Until a few years ago, my family owned a primitive cabin in the Redwoods near the Russian River. The site was green and romantic and beautiful, but the cabin was not an easy place to maintain. The overstory cast a deep shade, and moisture so permeated the ecosystem such that everything seemed to compost overnight. Including the nylon mesh that made up the thongs of my own rather high-tech sandals. A material that I didn’t even think could rot! I loved our forested acre on Austin Creek, but never felt entirely safe there. It was alternately voracious and vulnerable to fire and flood. It was, in short, a dangerously wild landscape. And evidently the indigenous people of the north coast thought so as well, because they lived in clearings and along waterways near the trees, but never in the redwood groves themselves. Those big trees are genuine wilderness.
John the baptizer appeared in the wilderness, as our Gospel teaches us. We know a lot about John, and we’ve likely heard this story many times before on the second Sunday of Advent. We know that John’s job was to proclaim the one who was more powerful coming after him; the one whose sandal-thong John was unworthy to untie. Mark sees fit to compare John’s ministry with the words of the prophet Isaiah, who prophesied salvation to the Israelites in exile in Babylon.
Get ready, these prophets exhort us. Repent and clear out your spiritual basement so that you can receive the good news that God promises. Make his paths straight. These images of clearing out and cleaning up take on a particular urgency when they come to us from the wilderness, a landscape which is inherently messy and resistant to path-building. The Hebrew Scriptures are full of wilderness imagery and stories, beginning with the Exodus when the people of God had to live a precarious existence in uncivilized desert for forty years. What we’re supposed to understand about this setting is that wilderness was not safe. It was even the habitation of demons. That dangerous understanding of wilderness is on full view in the story Mark tells later in this first chapter, of Jesus’ own wilderness temptations.
But that’s not the whole story. Yes, the Biblical wilderness was dangerous, but that’s exactly why people went there. Whether they were forced to go there as a condition of freedom, or in some cases went of their own choice, the wilderness was a necessary risk. It was the place of purification where old habits might die away, and where people could learn to live anew on God’s providence and within God’s laws.

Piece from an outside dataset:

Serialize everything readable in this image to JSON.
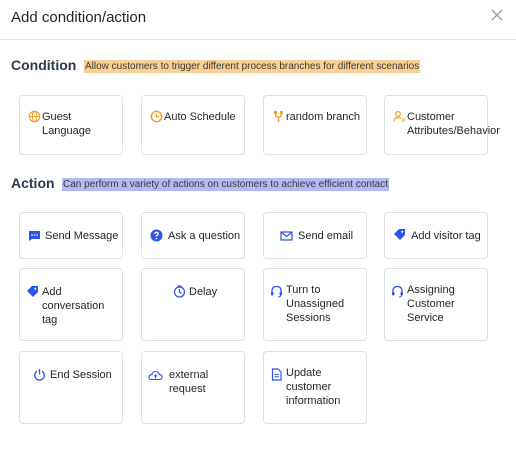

Little wonder that John came out of the wilderness empowered to tell good news.
African American theologian Delores Williams offers an interpretation of the wilderness rooted in the experiences of enslaved persons. Rather than a place to be feared, Williams looks at wilderness through the lens of the Biblical slave Hagar. Although she was cruelly cast out by Abraham and Sarah, Hagar was met by God in the wilderness. “For African American slaves,” writes Williams, “the wilderness did not bear the negative connotations that mainline white pioneer culture assigned to it.” Rather, “The wilderness was a positive place conducive to uplifting the spirit and to strengthening religious life. Perhaps understanding wilderness as a space where faith is strengthened illuminates why people throughout the Judean countryside went to meet John in the wilderness. They were drawn to a man on the margins with a message.”

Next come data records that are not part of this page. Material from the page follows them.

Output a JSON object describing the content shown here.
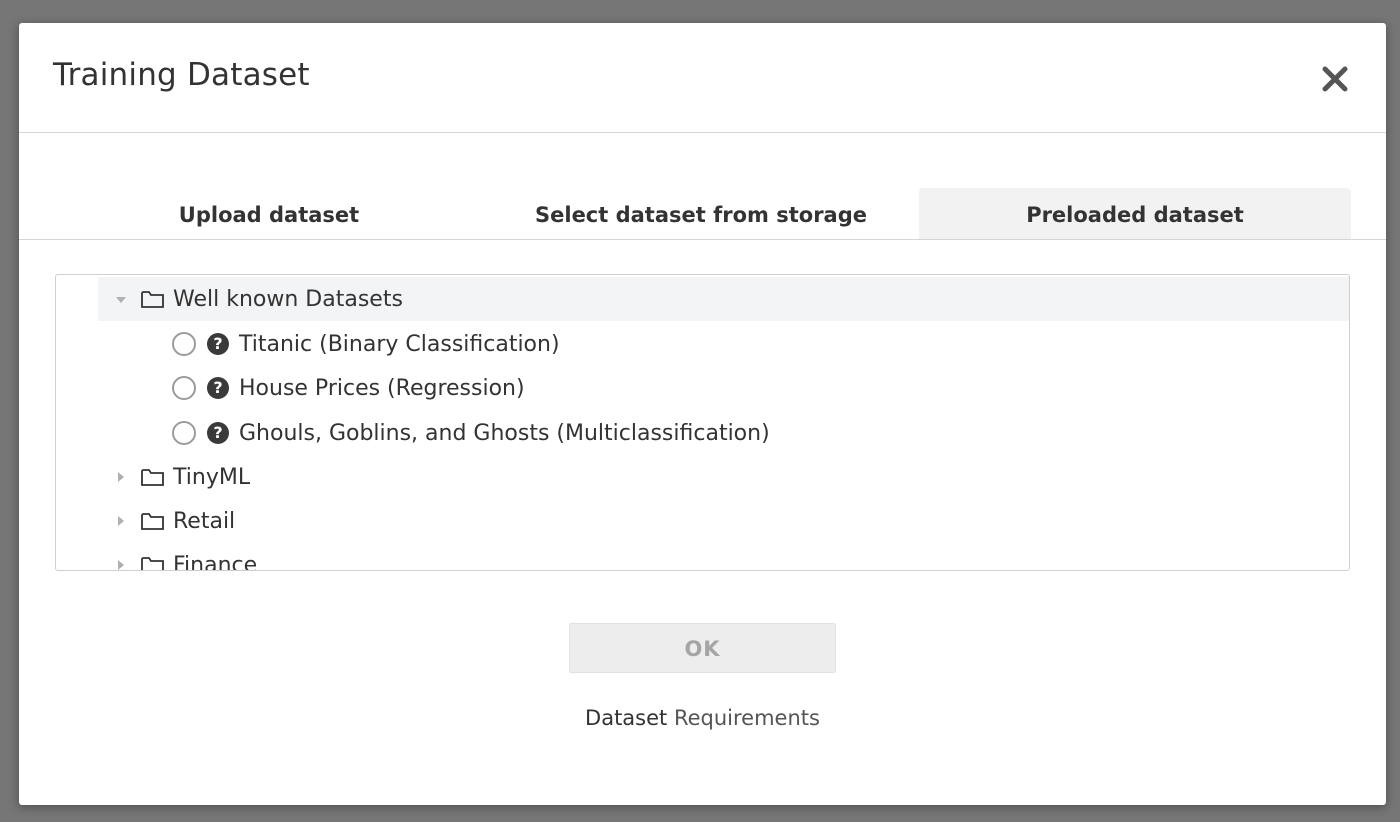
{
  "modal": {
    "title": "Training Dataset",
    "close_icon": "close-icon"
  },
  "tabs": [
    {
      "label": "Upload dataset",
      "active": false
    },
    {
      "label": "Select dataset from storage",
      "active": false
    },
    {
      "label": "Preloaded dataset",
      "active": true
    }
  ],
  "tree": {
    "folders": [
      {
        "label": "Well known Datasets",
        "expanded": true,
        "items": [
          {
            "label": "Titanic (Binary Classification)",
            "selected": false
          },
          {
            "label": "House Prices (Regression)",
            "selected": false
          },
          {
            "label": "Ghouls, Goblins, and Ghosts (Multiclassification)",
            "selected": false
          }
        ]
      },
      {
        "label": "TinyML",
        "expanded": false
      },
      {
        "label": "Retail",
        "expanded": false
      },
      {
        "label": "Finance",
        "expanded": false
      }
    ]
  },
  "footer": {
    "ok_label": "OK",
    "ok_enabled": false,
    "requirements_prefix": "Dataset",
    "requirements_link": "Requirements"
  },
  "colors": {
    "backdrop": "#767676",
    "selected_row": "#f3f4f6",
    "active_tab": "#f2f2f2"
  }
}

Where are the people at the wilderness margins in our midst, today? Who speaks in the voice of John the Baptist now? I wouldn’t presume to answer for you, because I think that’s a practice of spiritual discernment we each need to engage in during Advent. But some possibilities I am considering are the people who congregate at St. James Park and at our own doorstep, people we are building deeper relationships with thanks to Octavia’s Kitchen and Front Door Communities, both of which you can learn more about by picking up an ornament from our Giving Trees. Another possibility is that the immigrant peoples, coming into this country from a wilderness of economic and political instability, tell the prophetic stories we need to hear.
This weekend Trinity celebrated the Virgin of Juquila with our Spanish speaking congregation. It’s a celebration that’s not on the Episcopal calendar, although the Virgin of Guadalupe—whose feast we’ll observe here next week—is. That’s because our church has seen fit to hear the message of the many Latino Episcopalians in our midst, who teach us of the great esteem in which they hold the mother of Jesus.
I’ll confess that this devotion felt a little foreign to me when I first came to Trinity. My own Christian piety did not have much of a Marian bent, and celebrating multiple apparitions of the Virgin Mary during successive weeks in December was a confusing to me. Weird, even. Kind of like a guy appearing in camel’s hair and eating locusts level of weird. This is not the person I was expecting to prepare the way of the Lord.
But God is known for nothing if not using unexpected people to reveal his purposes. Like an un-scrubbed prophet at the riverside, like a young girl with an unexplainable pregnancy, like Jesus Christ himself: God is always sending marginal people from the wilderness margins to bear good news to people in the center.
The Mexican apparitions of the Virgin who grace our sanctuary might not feel like good news to you. Or they might seem like colorful but inoffensive folkloric accessories. But this Sunday’s somewhat disturbing presence and message of John the Baptist gives me pause to wonder whether the discomfort these images evoke might actually be good news. You might not agree with me about that—and that’s fine—but bear with me while I consider what these iconic women from the margins might have to teach us.
Notice that Juquila and Guadalupe both have symbolic clothing. This is no small part of their message. Juquila’s oversize dress like—for example—the robes of a bishop, bespeaks a spiritual power that belies her diminutive size. Guadalupe, even more pointedly, was said to have imprinted her own image on the robe of a humble peasant, Juan Diego. That allowed him to speak power to a skeptical bishop. I should mention also that both apparitions of the Virgin come from what were then overlooked places in Mexico. From the wilderness, if you will. That’s no small part of the reason that they appeal to ordinary people.
Admittedly, all this lore might be considered the realm of myth, but that doesn’t mean their stories aren’t true in the sense that they empower God’s people to bear the word of God to the world. Which is how we have always understood the fundamental mission of the Virgin Mary. She modeled self-giving love when she said yes to God’s angel; she spoke truth to power when she said “He has brought down the powerful from their thrones, and lifted up the lowly.” She was an discomfiting prophet then; little wonder that she still is.
So here’s my invitation to you on this second Sunday of Advent. Spend a little time in the wilderness of your discomfort. Perhaps discomfort can serve as your teacher, just like the wild-eyed prophet on the riverbank once was. You may be perfectly comfortable with the Mexican images of the Virgin Mary in our church, or you may not. Or maybe there’s something else here—the language, the music, the preacher—that leaves you feeling a little unsettled. Let me assure you, discomfort is OK. Seasonally appropriate, even!
But it’s also always possible that our discomfort is something like a formative wilderness within us. If so, then I invite you to go with John the Baptist into the wilds of your own soul. Don’t miss the opportunity to pay attention to the demons, the angels and the prophets who are straightening the path within you for the Lord. It’ll be OK. Because of this I am confident: he is coming our way, even now.